Regarding the possibility of a Guillain-Barré syndrome (GBS), we evaluated the proximal segments of the peripheral nerves with the F-responses, which were present in all patients except two (patients 3 and 9). In patient 3, nerve conduction studies (NCS) show decreased amplitude and increased duration of the CMAPs without increased temporal dispersion in some nerves with preservation of the sensory nerve action potentials, findings described in critical illness myopathy (CIM) (Kramer et al., 2018). Patient 9 did not present signs of myopathy or polyneuropathy and was diagnosed of a bilateral peroneal nerve injury. The absence of F-waves on both patients was attributed to decreased motor neuron excitability due to a prolonged period of reduced mobility.

As GBS was not suspected in light of the NCS results, performing cerebrospinal fluid investigations seemed unnecessary at the time of the diagnosis. Cranial nerve function was preserved in our patients, otherwise we would have mentioned it in the article.

We believe that the investigation of possible central nervous system (CNS) causes of respiratory failure in our patients is outside the scope of our study, and does not affect our results.

In relation to the possible presence of dermatomyositis, only patient 1 presented dermatological symptoms, and a complete myositis antibody spectrum examination with autoantibodies, including anti-Ro52 antibodies, was negative. Myalgias are not rare in COVID infection (around 15%, Guan et al., 2020). We do not believe that systematic determination of anti-Ro52 antibodies in the rest of our patients was justified. In his very interesting case report, Cao (Cao et al., 2020) presented a case of amyopathic dermatomyositis that was misdiagnosed with COVID-19 infection, despite three negative tests for COVID-19. Zhang (Zhang et al., 2020) described a case of myositis with bulbar involvement and a compatible muscle biopsy in a COVID-19 patient. Although the tree biopsies in our study showed no signs of inflammation, the possibility of a direct muscular damage caused by the SARS-CoV-2 has been accepted in the discussion of our article.

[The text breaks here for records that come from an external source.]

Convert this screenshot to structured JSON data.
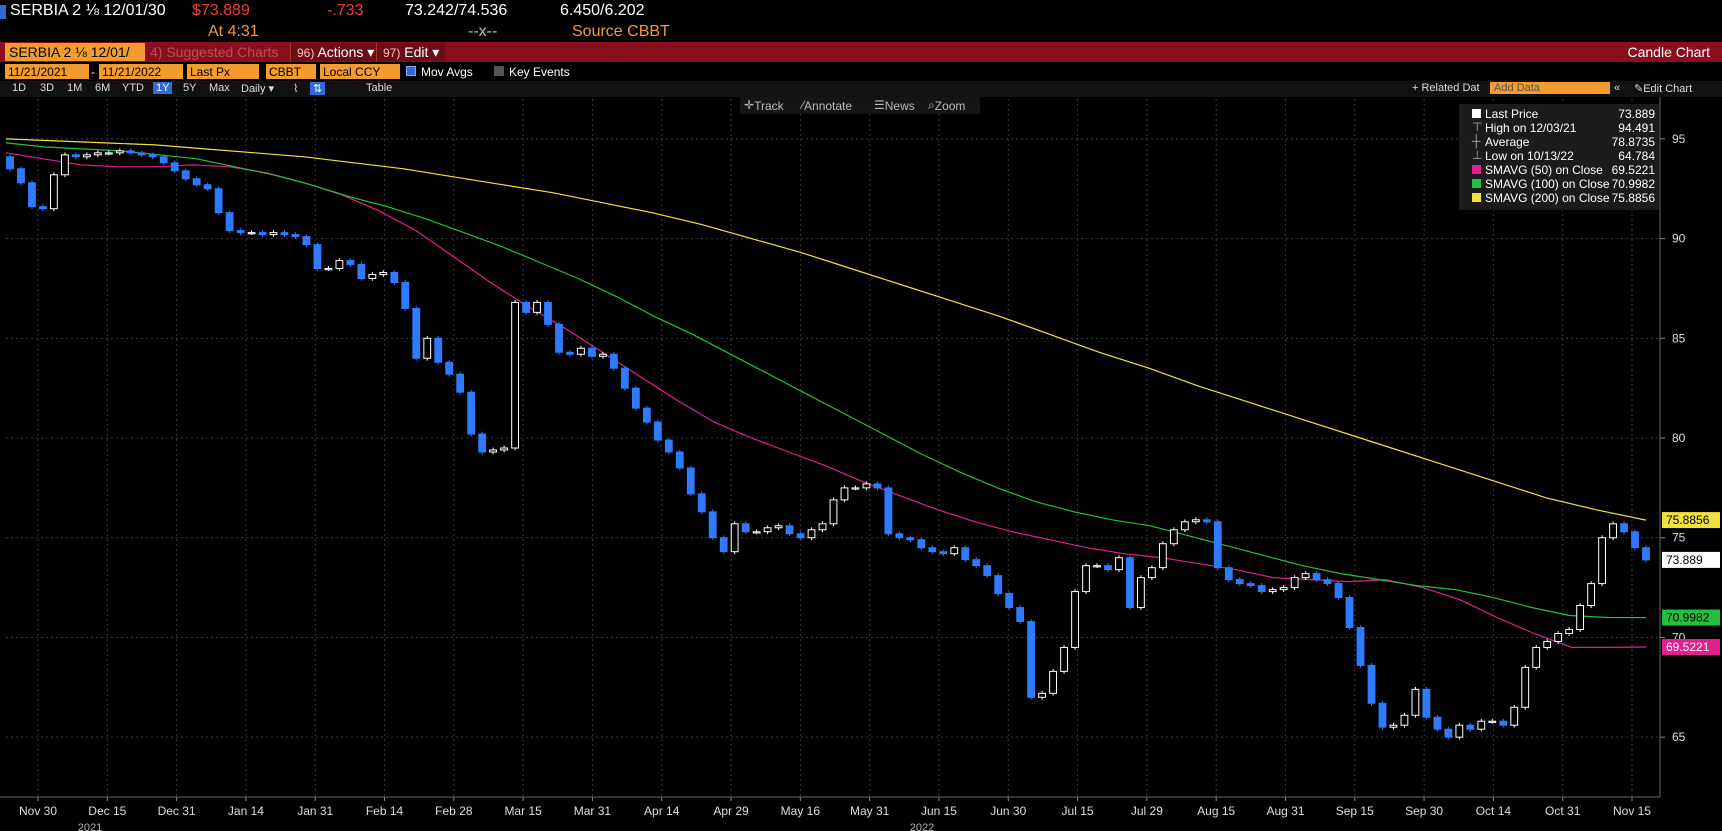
{
  "header": {
    "ticker": "SERBIA 2 ⅛ 12/01/30",
    "price": "$73.889",
    "change": "-.733",
    "bid_ask": "73.242/74.536",
    "yields": "6.450/6.202",
    "time": "At 4:31",
    "size": "--x--",
    "source": "Source CBBT"
  },
  "toolbar": {
    "ticker_box": "SERBIA 2 ⅛ 12/01/",
    "suggested": "4) Suggested Charts",
    "actions_num": "96)",
    "actions_label": "Actions ▾",
    "edit_num": "97)",
    "edit_label": "Edit ▾",
    "chart_name": "Candle Chart"
  },
  "controls": {
    "start_date": "11/21/2021",
    "end_date": "11/21/2022",
    "field": "Last Px",
    "source": "CBBT",
    "currency": "Local CCY",
    "mov_avgs": "Mov Avgs",
    "key_events": "Key Events"
  },
  "periods": {
    "items": [
      "1D",
      "3D",
      "1M",
      "6M",
      "YTD",
      "1Y",
      "5Y",
      "Max"
    ],
    "selected": "1Y",
    "frequency": "Daily ▾",
    "table": "Table",
    "related": "+ Related Dat",
    "add_data_placeholder": "Add Data",
    "edit_chart": "Edit Chart"
  },
  "chart_tools": [
    "Track",
    "Annotate",
    "News",
    "Zoom"
  ],
  "legend": {
    "rows": [
      {
        "label": "Last Price",
        "value": "73.889",
        "color": "#ffffff"
      },
      {
        "label": "High on 12/03/21",
        "value": "94.491",
        "color": ""
      },
      {
        "label": "Average",
        "value": "78.8735",
        "color": ""
      },
      {
        "label": "Low on 10/13/22",
        "value": "64.784",
        "color": ""
      },
      {
        "label": "SMAVG (50)  on Close",
        "value": "69.5221",
        "color": "#e0208c"
      },
      {
        "label": "SMAVG (100)  on Close",
        "value": "70.9982",
        "color": "#22c03c"
      },
      {
        "label": "SMAVG (200)  on Close",
        "value": "75.8856",
        "color": "#f0e040"
      }
    ]
  },
  "chart_data": {
    "type": "candlestick",
    "ylim": [
      62,
      97
    ],
    "y_ticks": [
      65,
      70,
      75,
      80,
      85,
      90,
      95
    ],
    "x_ticks": [
      "Nov 30",
      "Dec 15",
      "Dec 31",
      "Jan 14",
      "Jan 31",
      "Feb 14",
      "Feb 28",
      "Mar 15",
      "Mar 31",
      "Apr 14",
      "Apr 29",
      "May 16",
      "May 31",
      "Jun 15",
      "Jun 30",
      "Jul 15",
      "Jul 29",
      "Aug 15",
      "Aug 31",
      "Sep 15",
      "Sep 30",
      "Oct 14",
      "Oct 31",
      "Nov 15"
    ],
    "year_labels": [
      "2021",
      "2022"
    ],
    "last_price": 73.889,
    "price_path": [
      93.5,
      92.8,
      91.6,
      91.5,
      93.2,
      94.2,
      94.1,
      94.2,
      94.3,
      94.3,
      94.4,
      94.3,
      94.2,
      94.1,
      93.8,
      93.4,
      93.0,
      92.7,
      92.5,
      91.3,
      90.4,
      90.3,
      90.3,
      90.2,
      90.3,
      90.2,
      90.1,
      89.7,
      88.5,
      88.5,
      88.9,
      88.7,
      88.0,
      88.2,
      88.3,
      87.8,
      86.5,
      84.0,
      85.0,
      83.8,
      83.2,
      82.3,
      80.2,
      79.3,
      79.4,
      79.5,
      86.8,
      86.3,
      86.8,
      85.7,
      84.3,
      84.2,
      84.5,
      84.1,
      84.2,
      83.5,
      82.5,
      81.5,
      80.8,
      79.9,
      79.3,
      78.5,
      77.2,
      76.3,
      75.0,
      74.3,
      75.7,
      75.3,
      75.3,
      75.5,
      75.6,
      75.2,
      75.0,
      75.4,
      75.7,
      76.9,
      77.5,
      77.5,
      77.7,
      77.5,
      75.2,
      75.0,
      74.9,
      74.5,
      74.3,
      74.2,
      74.5,
      73.9,
      73.6,
      73.1,
      72.2,
      71.5,
      70.8,
      67.0,
      67.2,
      68.3,
      69.5,
      72.3,
      73.6,
      73.6,
      73.4,
      74.0,
      71.5,
      73.0,
      73.5,
      74.7,
      75.4,
      75.8,
      75.9,
      75.8,
      73.5,
      72.9,
      72.7,
      72.6,
      72.3,
      72.4,
      72.5,
      73.0,
      73.2,
      72.9,
      72.7,
      72.0,
      70.5,
      68.6,
      66.7,
      65.5,
      65.6,
      66.1,
      67.4,
      66.0,
      65.4,
      65.0,
      65.6,
      65.4,
      65.8,
      65.8,
      65.6,
      66.5,
      68.5,
      69.5,
      69.8,
      70.2,
      70.4,
      71.6,
      72.7,
      75.0,
      75.7,
      75.3,
      74.5,
      73.889
    ],
    "series": [
      {
        "name": "SMAVG (50)",
        "color": "#e0208c",
        "values": [
          94.3,
          94.0,
          93.7,
          93.6,
          93.6,
          93.7,
          93.6,
          93.3,
          92.8,
          92.2,
          91.4,
          90.4,
          89.1,
          87.8,
          86.6,
          85.5,
          84.3,
          83.1,
          81.9,
          80.8,
          80.0,
          79.3,
          78.6,
          77.8,
          77.1,
          76.4,
          75.8,
          75.3,
          74.9,
          74.5,
          74.2,
          74.0,
          73.7,
          73.4,
          73.0,
          72.9,
          72.8,
          72.9,
          72.5,
          71.9,
          71.0,
          70.2,
          69.5,
          69.5,
          69.5221
        ]
      },
      {
        "name": "SMAVG (100)",
        "color": "#22c03c",
        "values": [
          94.8,
          94.6,
          94.5,
          94.4,
          94.2,
          94.0,
          93.6,
          93.2,
          92.7,
          92.1,
          91.6,
          91.0,
          90.3,
          89.6,
          88.8,
          88.0,
          87.1,
          86.1,
          85.2,
          84.2,
          83.2,
          82.2,
          81.2,
          80.2,
          79.2,
          78.3,
          77.5,
          76.8,
          76.3,
          75.9,
          75.6,
          75.1,
          74.6,
          74.1,
          73.6,
          73.2,
          72.9,
          72.6,
          72.4,
          72.0,
          71.5,
          71.1,
          71.0,
          70.9982
        ]
      },
      {
        "name": "SMAVG (200)",
        "color": "#f0e040",
        "values": [
          95.0,
          94.9,
          94.8,
          94.7,
          94.5,
          94.3,
          94.1,
          93.8,
          93.5,
          93.1,
          92.7,
          92.3,
          91.8,
          91.3,
          90.7,
          90.0,
          89.3,
          88.5,
          87.7,
          86.9,
          86.1,
          85.2,
          84.3,
          83.5,
          82.6,
          81.8,
          81.0,
          80.2,
          79.4,
          78.6,
          77.8,
          77.0,
          76.4,
          75.8856
        ]
      }
    ]
  },
  "axis_tags": {
    "sma200": "75.8856",
    "last": "73.889",
    "sma100": "70.9982",
    "sma50": "69.5221"
  }
}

Finsterer also reports the potential myotoxicity of some drugs used to treat our patients. We acknowledged this possibility in our paper. Nevertheless, CIM defines an ICU-acquired weakness in critically ill patients which is not caused by a single etiological factor, but by different factors, including several drugs commonly used in the ICU setting.

Finally, we appreciate the interest and comments by Finsterer, and we hope that our response will clarify some of his concerns.

Declaration of Competing Interest

The authors declare that they have no known competing financial interests or personal relationships that could have appeared to influence the work reported in this paper.